Fred Enright, LSU AgCenter professor emeritus, has been selected to receive a Distinguished Alumni Award from the Oklahoma State University Center for Veterinary Health Sciences.
Enright, of Baton Rouge, who retired as head of the Department of Veterinary Science in 2010, will be one of three to receive this award at a Sept. 28 ceremony in Stillwater, Okla.
Enright received his Doctorate of Veterinary Medicine from Oklahoma State in 1970. He went on to complete his Ph.D. at the University of California at Davis in 1974.
In 1976, he joined the Department of Veterinary Science in the LSU AgCenter. One of his most outstanding achievements was testing a vaccine for brucellosis that went on to become the official vaccine in the United States. Brucellosis is a disease of cattle that causes late-term abortion and can be devastating in a herd.
“The current vaccine that’s used in the United States is RB-51. Louisiana is the first place where we actually used the vaccine in cattle, and it worked,” Enright said.
In addition to his vaccine work, Enright has been involved in cancer research in conjunction with the Pennington Biomedical Research Center in Baton Rouge.
His research with gene therapy involved the introduction of a gene or group of genes into an animal to either correct the result of an abnormal gene or to form a new product that has a beneficial effect for the animal or for those using products derived from the animal.

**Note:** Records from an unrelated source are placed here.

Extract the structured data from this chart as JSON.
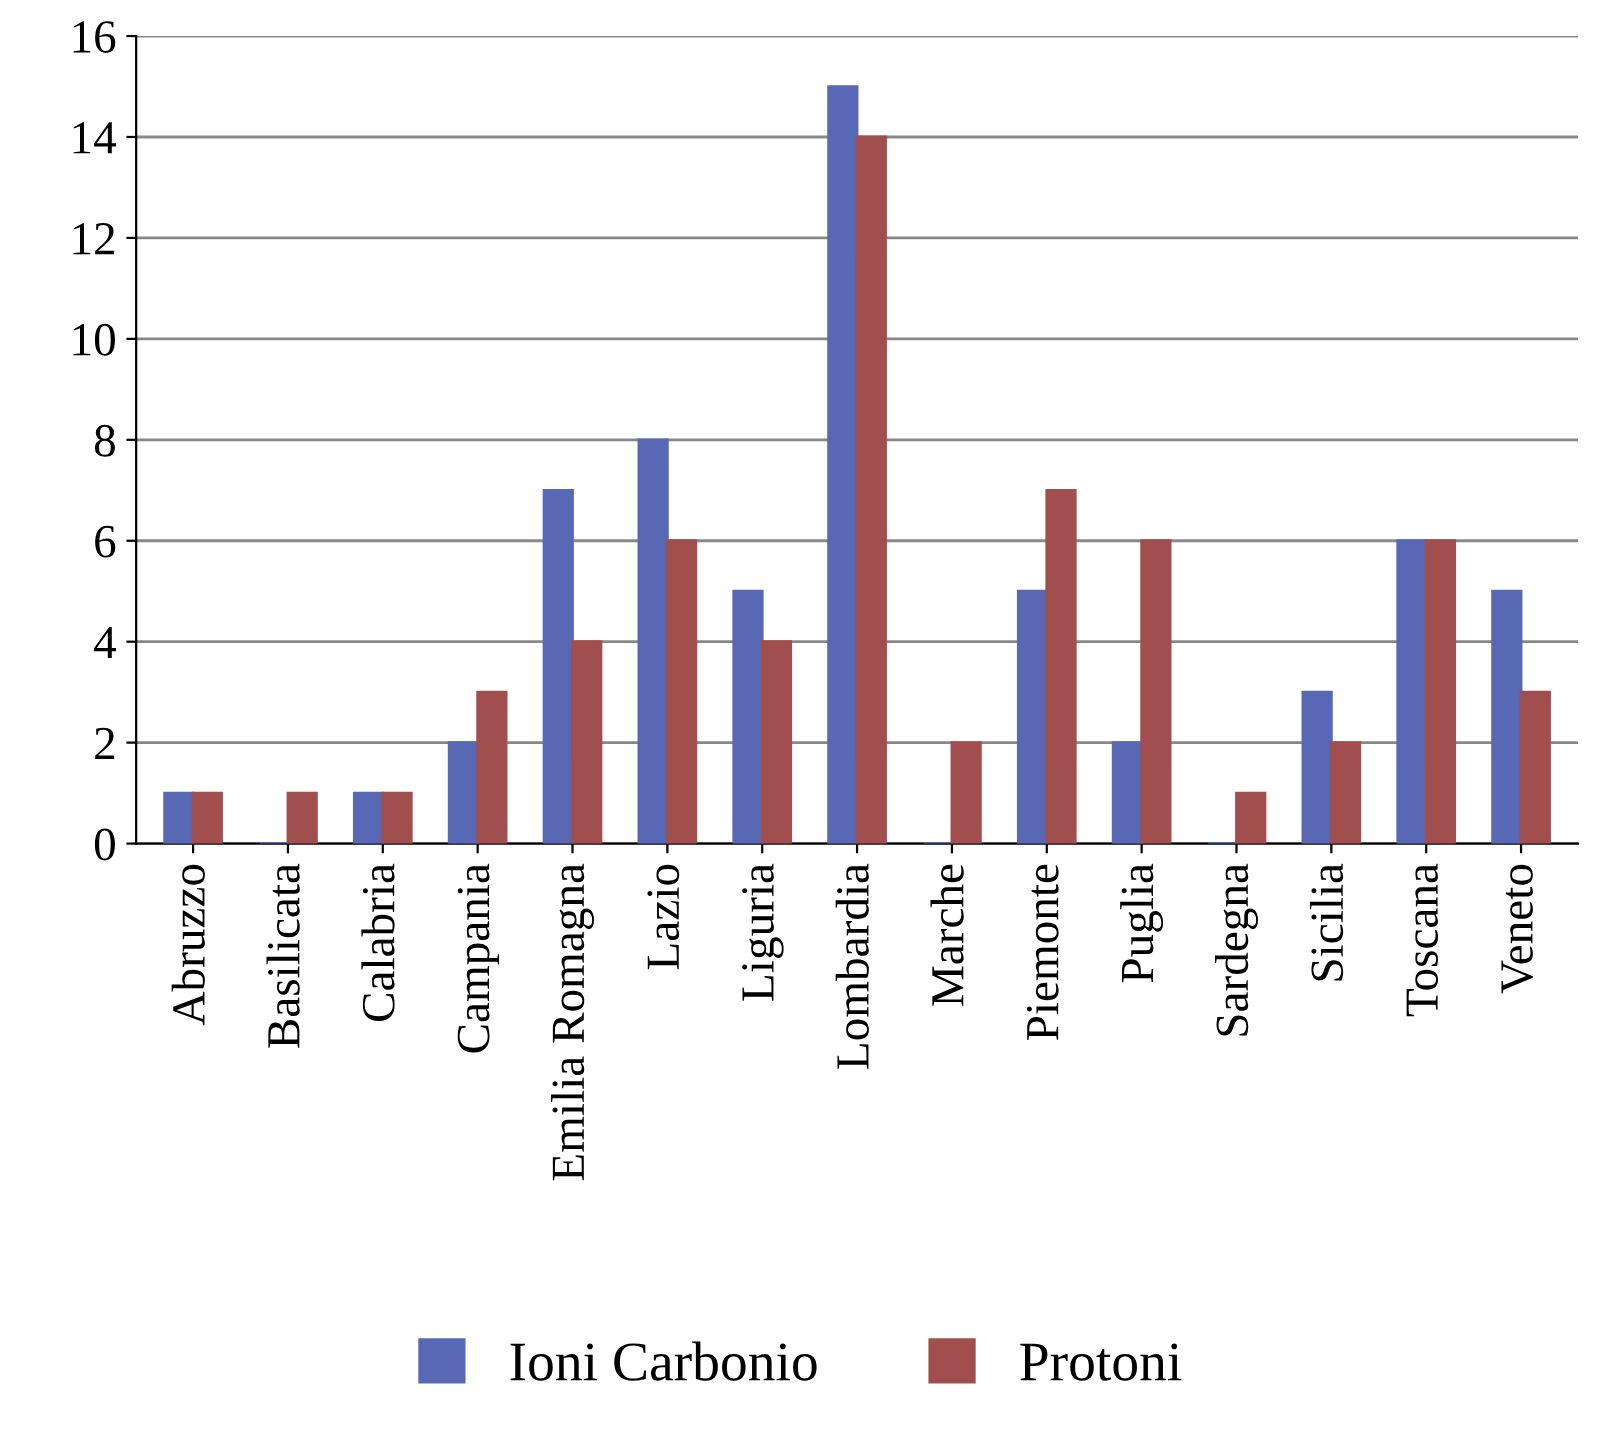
{
  "chart_data": {
    "type": "bar",
    "categories": [
      "Abruzzo",
      "Basilicata",
      "Calabria",
      "Campania",
      "Emilia Romagna",
      "Lazio",
      "Liguria",
      "Lombardia",
      "Marche",
      "Piemonte",
      "Puglia",
      "Sardegna",
      "Sicilia",
      "Toscana",
      "Veneto"
    ],
    "series": [
      {
        "name": "Ioni Carbonio",
        "color": "#5868b4",
        "values": [
          1,
          0,
          1,
          2,
          7,
          8,
          5,
          15,
          0,
          5,
          2,
          0,
          3,
          6,
          5
        ]
      },
      {
        "name": "Protoni",
        "color": "#a04e4e",
        "values": [
          1,
          1,
          1,
          3,
          4,
          6,
          4,
          14,
          2,
          7,
          6,
          1,
          2,
          6,
          3
        ]
      }
    ],
    "ylim": [
      0,
      16
    ],
    "yticks": [
      0,
      2,
      4,
      6,
      8,
      10,
      12,
      14,
      16
    ],
    "grid": "y",
    "legend": "bottom"
  }
}
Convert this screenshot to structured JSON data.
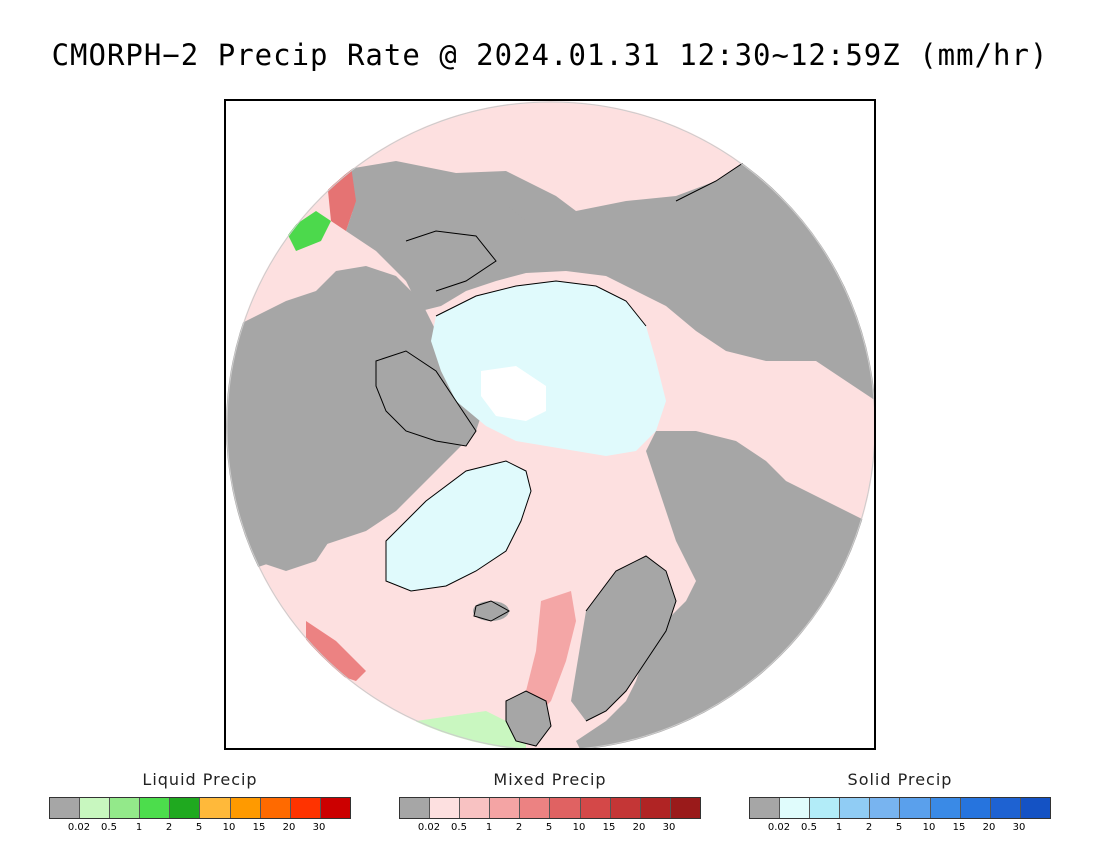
{
  "title": "CMORPH−2 Precip Rate @ 2024.01.31 12:30~12:59Z (mm/hr)",
  "map": {
    "projection": "north-polar-stereographic",
    "colors": {
      "no_precip": "#a6a6a6",
      "mixed_light": "#fde0e0",
      "mixed_medium": "#f4a6a6",
      "mixed_heavy": "#e57373",
      "solid_light": "#e0fafc",
      "liquid_light": "#c9f7c0",
      "liquid_medium": "#4cd94c",
      "coastline": "#000000",
      "background": "#ffffff"
    }
  },
  "legends": [
    {
      "title": "Liquid Precip",
      "colors": [
        "#a6a6a6",
        "#c8f7bf",
        "#93e98a",
        "#4cdd4c",
        "#1fa91f",
        "#ffb93a",
        "#ff9a00",
        "#ff6a00",
        "#ff3300",
        "#cc0000"
      ],
      "ticks": [
        "0.02",
        "0.5",
        "1",
        "2",
        "5",
        "10",
        "15",
        "20",
        "30"
      ]
    },
    {
      "title": "Mixed Precip",
      "colors": [
        "#a6a6a6",
        "#fde0e0",
        "#f8c2c2",
        "#f4a4a4",
        "#ec8282",
        "#e06262",
        "#d44848",
        "#c43636",
        "#b02424",
        "#9a1a1a"
      ],
      "ticks": [
        "0.02",
        "0.5",
        "1",
        "2",
        "5",
        "10",
        "15",
        "20",
        "30"
      ]
    },
    {
      "title": "Solid Precip",
      "colors": [
        "#a6a6a6",
        "#e0fcfc",
        "#b2ecf8",
        "#90ccf4",
        "#78b4f0",
        "#5aa0ec",
        "#3a8ae6",
        "#2674de",
        "#1e62d2",
        "#1452c4"
      ],
      "ticks": [
        "0.02",
        "0.5",
        "1",
        "2",
        "5",
        "10",
        "15",
        "20",
        "30"
      ]
    }
  ]
}
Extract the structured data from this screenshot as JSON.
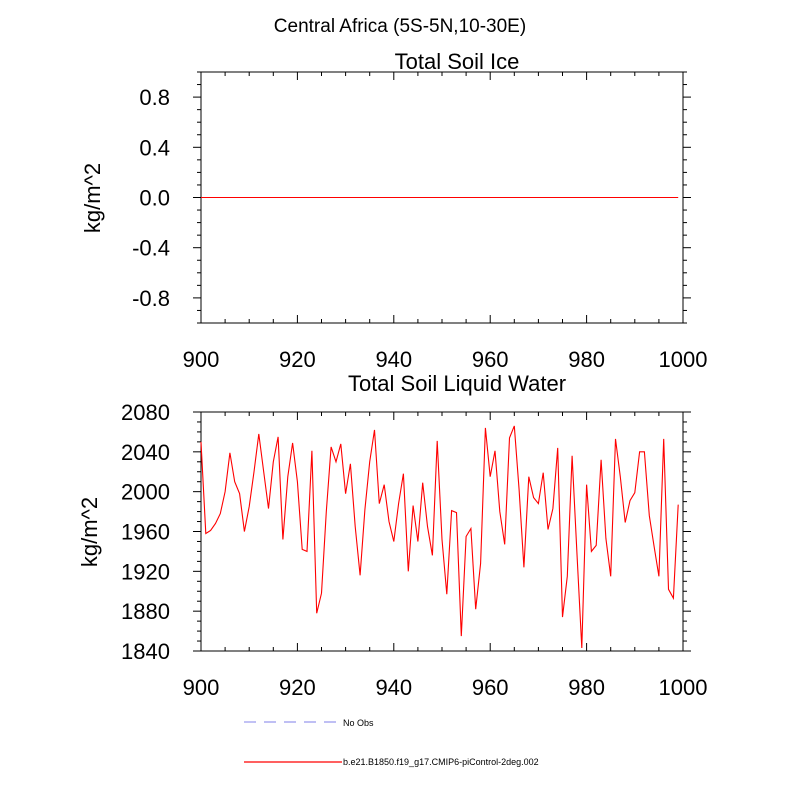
{
  "figure_title": "Central Africa (5S-5N,10-30E)",
  "chart_data": [
    {
      "type": "line",
      "title": "Total Soil Ice",
      "xlabel": "",
      "ylabel": "kg/m^2",
      "xlim": [
        900,
        1000
      ],
      "ylim": [
        -1.0,
        1.0
      ],
      "x_ticks": [
        "900",
        "920",
        "940",
        "960",
        "980",
        "1000"
      ],
      "y_ticks": [
        "0.8",
        "0.4",
        "0.0",
        "-0.4",
        "-0.8"
      ],
      "series": [
        {
          "name": "b.e21.B1850.f19_g17.CMIP6-piControl-2deg.002",
          "color": "#ff0000",
          "x_start": 900,
          "x_step": 1,
          "values": [
            0,
            0,
            0,
            0,
            0,
            0,
            0,
            0,
            0,
            0,
            0,
            0,
            0,
            0,
            0,
            0,
            0,
            0,
            0,
            0,
            0,
            0,
            0,
            0,
            0,
            0,
            0,
            0,
            0,
            0,
            0,
            0,
            0,
            0,
            0,
            0,
            0,
            0,
            0,
            0,
            0,
            0,
            0,
            0,
            0,
            0,
            0,
            0,
            0,
            0,
            0,
            0,
            0,
            0,
            0,
            0,
            0,
            0,
            0,
            0,
            0,
            0,
            0,
            0,
            0,
            0,
            0,
            0,
            0,
            0,
            0,
            0,
            0,
            0,
            0,
            0,
            0,
            0,
            0,
            0,
            0,
            0,
            0,
            0,
            0,
            0,
            0,
            0,
            0,
            0,
            0,
            0,
            0,
            0,
            0,
            0,
            0,
            0,
            0,
            0
          ]
        }
      ]
    },
    {
      "type": "line",
      "title": "Total Soil Liquid Water",
      "xlabel": "",
      "ylabel": "kg/m^2",
      "xlim": [
        900,
        1000
      ],
      "ylim": [
        1840,
        2080
      ],
      "x_ticks": [
        "900",
        "920",
        "940",
        "960",
        "980",
        "1000"
      ],
      "y_ticks": [
        "2080",
        "2040",
        "2000",
        "1960",
        "1920",
        "1880",
        "1840"
      ],
      "series": [
        {
          "name": "b.e21.B1850.f19_g17.CMIP6-piControl-2deg.002",
          "color": "#ff0000",
          "x_start": 900,
          "x_step": 1,
          "values": [
            2050,
            1958,
            1961,
            1968,
            1978,
            2000,
            2039,
            2010,
            1998,
            1960,
            1985,
            2020,
            2058,
            2020,
            1983,
            2030,
            2055,
            1952,
            2015,
            2049,
            2010,
            1942,
            1940,
            2041,
            1878,
            1898,
            1980,
            2045,
            2030,
            2048,
            1998,
            2028,
            1965,
            1916,
            1982,
            2030,
            2062,
            1988,
            2007,
            1970,
            1950,
            1988,
            2018,
            1920,
            1986,
            1950,
            2009,
            1965,
            1936,
            2051,
            1952,
            1897,
            1981,
            1979,
            1855,
            1955,
            1963,
            1882,
            1928,
            2064,
            2015,
            2041,
            1980,
            1947,
            2054,
            2066,
            2002,
            1924,
            2015,
            1994,
            1988,
            2019,
            1962,
            1983,
            2044,
            1874,
            1915,
            2036,
            1937,
            1843,
            2007,
            1940,
            1946,
            2032,
            1953,
            1915,
            2053,
            2015,
            1969,
            1991,
            1999,
            2040,
            2040,
            1976,
            1945,
            1915,
            2053,
            1902,
            1893,
            1987
          ]
        }
      ]
    }
  ],
  "legend": [
    {
      "label": "No Obs",
      "color": "#9999ee",
      "style": "dashed"
    },
    {
      "label": "b.e21.B1850.f19_g17.CMIP6-piControl-2deg.002",
      "color": "#ff0000",
      "style": "solid"
    }
  ]
}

“Physicians have been in search of a treatment for cancer that destroys cancer cells only,” Enright said. “Most existing cancer treatments destroy not only cancer cells but also normal cells.”
The side effects of cancer chemotherapeutic drugs -- anemia, fever, weakness and digestive upsets -- are because of the destruction of the normal cells.
Enright has received a variety of awards including the LSU AgCenter Diversity Initiative Award for Excellence (2004), Fulbright Scholar to conduct research and teaching at the National Institute of Agricultural Technology in Argentina (2000), and the LSU School of Medicine Distinguished Faculty Scholar Award (1998).